III. — Вывели или не вывели, суди сам, — продолжал Вардий. — Менее чем через месяц после появления адептов… вернее, после появления первого из них, так как они объявлялись постепенно, так сказать, по нарастающей: сначала Криспин, потом Сципион, затем Пульхр и в довершение изгнанный от Ливии Помпей… менее чем через месяц Тиберий покинул дом в Каринах и, оставив жену в обществе ее приятельниц и приятелей, переехал жить к Гнею Пизону. Но не в городской его дом, а на пригородную виллу. Причем, прошу заметить, Пизон с ним вместе не жил; Гней оставался в своем городском доме, Тиберий же стал в одиночестве обитать на его вилле. И там находился тоже около месяца, в Риме не появляясь даже на заседаниях сената.

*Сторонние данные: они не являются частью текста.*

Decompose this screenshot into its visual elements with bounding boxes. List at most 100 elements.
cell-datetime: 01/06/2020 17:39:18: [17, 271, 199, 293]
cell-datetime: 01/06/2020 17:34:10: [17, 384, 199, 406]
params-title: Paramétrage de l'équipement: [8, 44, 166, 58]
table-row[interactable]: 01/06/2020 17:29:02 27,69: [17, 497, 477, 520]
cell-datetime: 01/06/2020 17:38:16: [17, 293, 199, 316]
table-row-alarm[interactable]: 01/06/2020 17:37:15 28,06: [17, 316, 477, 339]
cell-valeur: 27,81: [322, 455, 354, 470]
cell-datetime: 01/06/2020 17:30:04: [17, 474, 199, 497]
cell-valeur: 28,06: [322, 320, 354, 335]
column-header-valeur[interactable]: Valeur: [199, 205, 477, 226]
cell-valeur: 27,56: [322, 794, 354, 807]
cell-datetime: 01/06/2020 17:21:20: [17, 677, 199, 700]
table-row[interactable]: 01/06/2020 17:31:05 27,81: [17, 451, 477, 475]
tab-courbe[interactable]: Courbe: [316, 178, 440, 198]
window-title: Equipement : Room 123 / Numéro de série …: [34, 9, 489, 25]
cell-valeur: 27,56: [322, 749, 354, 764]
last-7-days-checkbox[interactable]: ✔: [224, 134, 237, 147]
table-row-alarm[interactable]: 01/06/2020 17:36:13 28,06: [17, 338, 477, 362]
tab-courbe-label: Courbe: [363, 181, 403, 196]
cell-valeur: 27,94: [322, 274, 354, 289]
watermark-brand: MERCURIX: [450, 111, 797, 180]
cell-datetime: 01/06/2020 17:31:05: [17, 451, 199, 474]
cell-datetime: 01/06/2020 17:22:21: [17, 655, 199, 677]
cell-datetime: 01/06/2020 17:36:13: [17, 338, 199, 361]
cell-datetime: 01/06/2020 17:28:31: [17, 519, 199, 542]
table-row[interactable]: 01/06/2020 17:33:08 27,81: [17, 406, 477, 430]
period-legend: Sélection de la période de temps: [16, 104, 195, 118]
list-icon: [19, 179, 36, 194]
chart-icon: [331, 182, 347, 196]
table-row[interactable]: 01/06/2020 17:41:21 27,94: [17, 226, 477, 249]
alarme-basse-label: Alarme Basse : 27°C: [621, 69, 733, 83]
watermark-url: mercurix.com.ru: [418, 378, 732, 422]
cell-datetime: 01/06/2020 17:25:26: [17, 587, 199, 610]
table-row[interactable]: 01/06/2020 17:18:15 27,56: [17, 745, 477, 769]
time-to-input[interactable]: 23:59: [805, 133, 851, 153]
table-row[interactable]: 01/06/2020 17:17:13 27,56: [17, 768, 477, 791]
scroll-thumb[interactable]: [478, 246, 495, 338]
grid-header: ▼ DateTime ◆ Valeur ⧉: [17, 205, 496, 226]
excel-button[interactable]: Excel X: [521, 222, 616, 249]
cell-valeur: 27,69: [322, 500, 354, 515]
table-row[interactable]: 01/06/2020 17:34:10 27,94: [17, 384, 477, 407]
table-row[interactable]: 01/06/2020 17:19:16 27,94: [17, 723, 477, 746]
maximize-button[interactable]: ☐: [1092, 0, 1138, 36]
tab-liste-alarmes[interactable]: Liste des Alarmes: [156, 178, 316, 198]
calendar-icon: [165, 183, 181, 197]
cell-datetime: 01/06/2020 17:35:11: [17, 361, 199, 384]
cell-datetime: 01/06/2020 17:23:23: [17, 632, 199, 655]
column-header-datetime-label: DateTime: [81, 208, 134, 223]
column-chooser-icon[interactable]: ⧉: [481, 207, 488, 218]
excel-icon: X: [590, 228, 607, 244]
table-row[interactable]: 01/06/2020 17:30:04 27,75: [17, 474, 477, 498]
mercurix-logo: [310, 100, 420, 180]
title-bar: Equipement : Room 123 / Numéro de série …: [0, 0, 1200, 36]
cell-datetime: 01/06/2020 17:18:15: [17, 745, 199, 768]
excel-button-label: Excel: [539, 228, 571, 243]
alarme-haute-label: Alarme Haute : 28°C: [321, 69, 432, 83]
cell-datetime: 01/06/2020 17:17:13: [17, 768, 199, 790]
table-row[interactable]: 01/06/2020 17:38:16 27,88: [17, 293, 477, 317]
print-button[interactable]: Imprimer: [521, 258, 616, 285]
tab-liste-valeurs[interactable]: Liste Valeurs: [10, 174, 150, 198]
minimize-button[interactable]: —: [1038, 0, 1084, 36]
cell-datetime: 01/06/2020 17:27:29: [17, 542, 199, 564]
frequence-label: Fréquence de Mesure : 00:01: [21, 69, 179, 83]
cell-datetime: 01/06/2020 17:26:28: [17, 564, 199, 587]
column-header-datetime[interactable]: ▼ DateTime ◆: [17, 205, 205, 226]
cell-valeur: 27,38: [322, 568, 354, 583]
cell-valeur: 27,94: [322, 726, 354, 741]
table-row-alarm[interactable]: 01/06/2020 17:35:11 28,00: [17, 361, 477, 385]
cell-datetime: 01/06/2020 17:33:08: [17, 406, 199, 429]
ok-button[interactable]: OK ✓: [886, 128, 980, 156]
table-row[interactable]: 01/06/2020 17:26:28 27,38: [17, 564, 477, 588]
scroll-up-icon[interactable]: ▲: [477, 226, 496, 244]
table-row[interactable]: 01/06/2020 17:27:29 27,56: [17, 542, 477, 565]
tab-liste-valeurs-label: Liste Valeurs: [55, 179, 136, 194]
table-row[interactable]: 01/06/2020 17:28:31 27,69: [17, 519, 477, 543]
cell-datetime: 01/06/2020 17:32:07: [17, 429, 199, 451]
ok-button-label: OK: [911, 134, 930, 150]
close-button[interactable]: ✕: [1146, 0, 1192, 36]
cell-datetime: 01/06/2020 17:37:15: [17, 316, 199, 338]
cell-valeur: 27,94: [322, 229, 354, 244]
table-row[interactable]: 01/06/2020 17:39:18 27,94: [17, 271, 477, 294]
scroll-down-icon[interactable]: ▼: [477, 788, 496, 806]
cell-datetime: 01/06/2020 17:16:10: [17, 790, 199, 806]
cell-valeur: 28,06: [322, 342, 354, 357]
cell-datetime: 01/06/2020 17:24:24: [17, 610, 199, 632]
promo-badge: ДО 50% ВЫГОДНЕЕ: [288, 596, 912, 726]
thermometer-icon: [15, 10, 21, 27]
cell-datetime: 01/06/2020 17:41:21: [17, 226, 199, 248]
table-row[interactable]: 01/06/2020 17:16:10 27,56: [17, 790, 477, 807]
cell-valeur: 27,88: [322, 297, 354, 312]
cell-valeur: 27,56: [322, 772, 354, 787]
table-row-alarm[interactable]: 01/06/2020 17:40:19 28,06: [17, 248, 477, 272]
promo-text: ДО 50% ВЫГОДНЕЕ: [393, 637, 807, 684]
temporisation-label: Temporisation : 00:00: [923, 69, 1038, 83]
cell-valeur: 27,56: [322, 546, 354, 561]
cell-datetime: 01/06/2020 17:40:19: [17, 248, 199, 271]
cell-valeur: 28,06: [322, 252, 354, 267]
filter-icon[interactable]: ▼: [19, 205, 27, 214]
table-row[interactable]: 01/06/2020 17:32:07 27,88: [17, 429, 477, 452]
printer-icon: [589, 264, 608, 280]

В конце июня Тиберия вызвал к себе Август, и у них состоялась длительная беседа наедине. Содержание ее стало известно через несколько дней, на очередном заседании сената, на котором Тиберий уже присутствовал.
Один за другим рассматривались какие-то вопросы, в обсуждении которых Август не участвовал, поручив ведение дискуссии консулу Антистию. А когда уже приготовились расходиться и некоторые уже встали со своих мест, Август попросил председателя восстановить порядок и тишину и, обращаясь к сенату, сказал приблизительно следующее:
«В Армении, как вам известно, началось восстание. Я принял решение направить туда нашего доблестного Тиберия. Лучше его никто не умеет разбираться с армянами. Я пригласил к себе этого прославленного полководца и изложил ему мою просьбу. А он мне в ответ объявляет: никак не могу ее выполнить, так как испытываю усталость от государственных дел, ощущаю острую необходимость отдохнуть от трудов и прошу предоставить мне отпуск, и не здесь, в Риме, а на каком-нибудь отдаленном и благоустроенном острове, на Самосе или на Родосе, где можно одновременно лечиться у искусных греческих врачей и слушать местных философов. Как я ни пытался его образумить, указывая на опасность восстания, на обязанности трибуна и консуляра, на воинский долг римского гражданина, на то, наконец, что, сделав над собой усилие, проявив терпение и усердие, которые всегда его отличали, и нормализовав положение в Армении, можно потом с чувством исполненного долга отдохнуть и восстановить силы. Но он — ни в какую. Дескать, устал, истощен и чуть ли не болен. Я к нему долго взывал — он меня не услышал. Я слишком уважаю этого во всех отношениях достойного человека, чтобы силой принудить его, как мы иногда других принуждаем, менее заслуженных. А посему одна у меня надежда — на вас отцы-сенаторы. Если вам не удастся убедить нашего дорогого Тиберия…»
Август не договорил и стал смотреть на своего пасынка, как многие мне рассказывали, с грустной надеждой во взоре.